= Rumuekini =

Community in Akpor Kingdom

Rumuekini is a community located in Akpor Kingdom of Obio/Akpor Local Government Area in Rivers State, Nigeria. Rumuekini as a community shares boundaries with Rumuosi, Aluu, Choba, Ozuoba. Rumuekini community is one of the communities listed where the ring road construction project in Rivers State is taking place.

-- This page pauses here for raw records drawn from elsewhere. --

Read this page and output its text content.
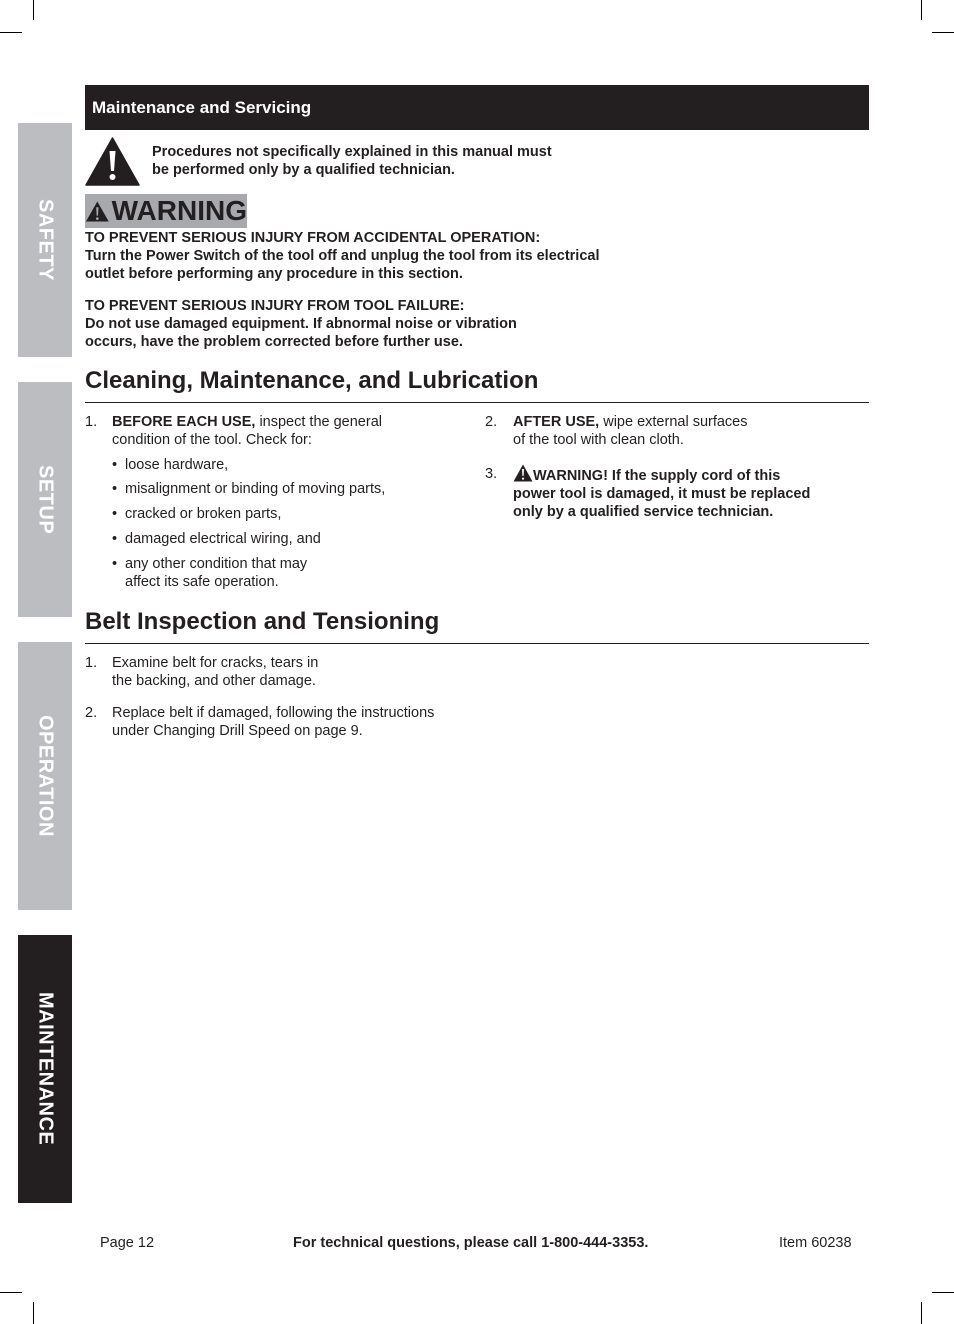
SAFETY
SETUP
OPERATION
MAINTENANCE
Maintenance and Servicing
Procedures not specifically explained in this manual must
be performed only by a qualified technician.
WARNING
TO PREVENT SERIOUS INJURY FROM ACCIDENTAL OPERATION:
Turn the Power Switch of the tool off and unplug the tool from its electrical
outlet before performing any procedure in this section.
TO PREVENT SERIOUS INJURY FROM TOOL FAILURE:
Do not use damaged equipment. If abnormal noise or vibration
occurs, have the problem corrected before further use.
Cleaning, Maintenance, and Lubrication
1. BEFORE EACH USE, inspect the general
condition of the tool. Check for:
• loose hardware,
• misalignment or binding of moving parts,
• cracked or broken parts,
• damaged electrical wiring, and
• any other condition that may
affect its safe operation.
2. AFTER USE, wipe external surfaces
of the tool with clean cloth.
3.	WARNING! If the supply cord of this
power tool is damaged, it must be replaced
only by a qualified service technician.
Belt Inspection and Tensioning
1. Examine belt for cracks, tears in
the backing, and other damage.
2. Replace belt if damaged, following the instructions
under Changing Drill Speed on page 9.
Page 12	For technical questions, please call 1-800-444-3353.	Item 60238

Rumuekini is a community that is close to the University of Port Harcourt, which is a residence for some staff and students of the University.

== Flood/Crisis ==
In the year 2017, report has it that flood affected Rumuekini community which led to the over 200 residents of Rumodu, in Rumuekini Community becoming homeless and stopped several school children from attending school. Mr. John Nnamdi Ohor who was the Chairman of Rumodu Land Development Committee also said that from observation, the flood was as a result of lack of proper drainages at the construction work at Obiri/Ikwere Airport Road, and Ada-George Road.

In the same year, the people of Rumuekin had a clash with the people of Ogbogoro community which led to the destruction and loss of property in Rumuekini community. This invasion by the people of Ogbogoro was as a result of the death of one of the indigenes of Ogbogoro, whose corpse was found between the boundary of Aluu and Rumuekini.